Science Behind Sitting

History has shown that transitioning from a standing to a sitting position has traded one set of physical aches and pains for another, with many careers ending far too early from severe low back pain and other musculoskeletal disorders. To minimize the detrimental effects of static sitting we must turn to the science underlying both the principles of sitting and the surfaces on which we sit.

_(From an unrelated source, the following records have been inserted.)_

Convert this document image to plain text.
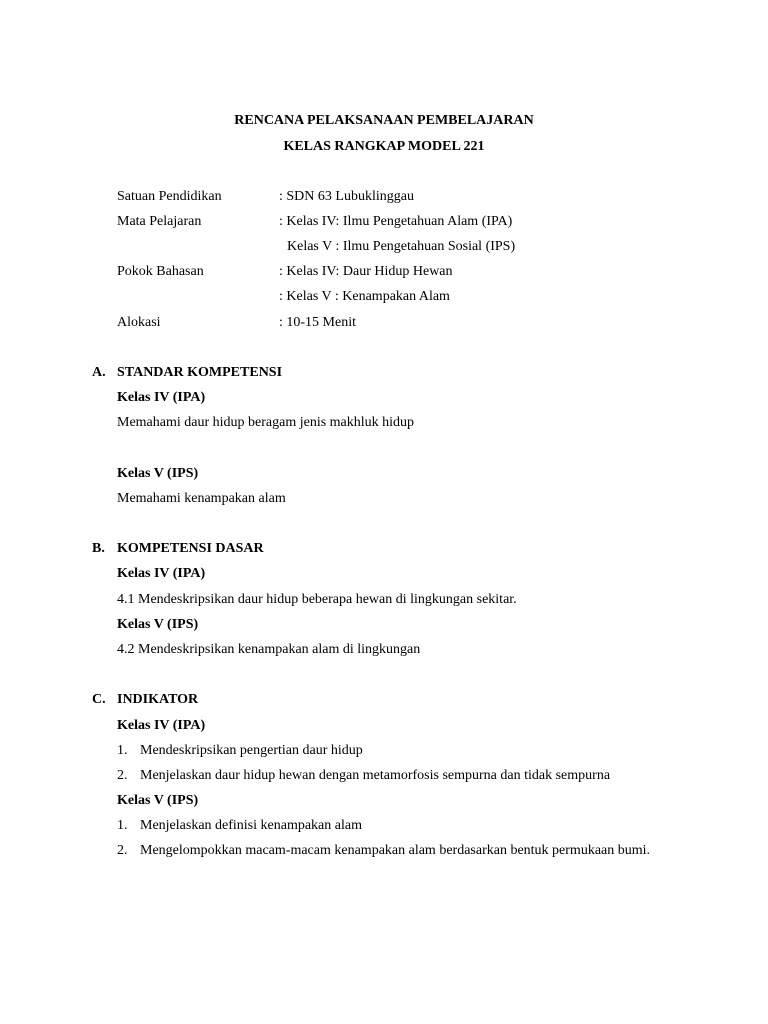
RENCANA PELAKSANAAN PEMBELAJARAN
KELAS RANGKAP MODEL 221
Satuan Pendidikan	: SDN 63 Lubuklinggau
Mata Pelajaran	: Kelas IV: Ilmu Pengetahuan Alam (IPA)
Kelas V : Ilmu Pengetahuan Sosial (IPS)
Pokok Bahasan	: Kelas IV: Daur Hidup Hewan
: Kelas V : Kenampakan Alam
Alokasi	: 10-15 Menit
A. STANDAR KOMPETENSI
Kelas IV (IPA)
Memahami daur hidup beragam jenis makhluk hidup
Kelas V (IPS)
Memahami kenampakan alam
B. KOMPETENSI DASAR
Kelas IV (IPA)
4.1 Mendeskripsikan daur hidup beberapa hewan di lingkungan sekitar.
Kelas V (IPS)
4.2 Mendeskripsikan kenampakan alam di lingkungan
C. INDIKATOR
Kelas IV (IPA)
1. Mendeskripsikan pengertian daur hidup
2. Menjelaskan daur hidup hewan dengan metamorfosis sempurna dan tidak sempurna
Kelas V (IPS)
1. Menjelaskan definisi kenampakan alam
2. Mengelompokkan macam-macam kenampakan alam berdasarkan bentuk permukaan bumi.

Science Behind Sitting: Disc Pressures, Lumbar Lordosis, and Ischial Contact Pressure

As discussed in Practice in Motion: Part I, disc pressures in sitting far exceed those in standing.15

An increase in the spinal load from sitting causes an increase in disc pressure, reduces the disc heights and decreases the lumbar lordosis, contributing to pain and disc degeneration.16,17 The decreased lumbar lordosis associated with sitting as compared to standing16,18 has been associated with low back pain18,19 and degenerative disc disease at the L5 S1 segment.20

Increasing the lumbar lordosis can be accomplished in three ways. First, clinicians can actively rotate their pelvis forward by raising the tailbone up. Second, a lumbar support that supports them into a lordotic curve, like that in standing, will work. Finally, tilting the angle of the seat downward will rotate the pelvis forward and create more lordosis in the lumbar spine.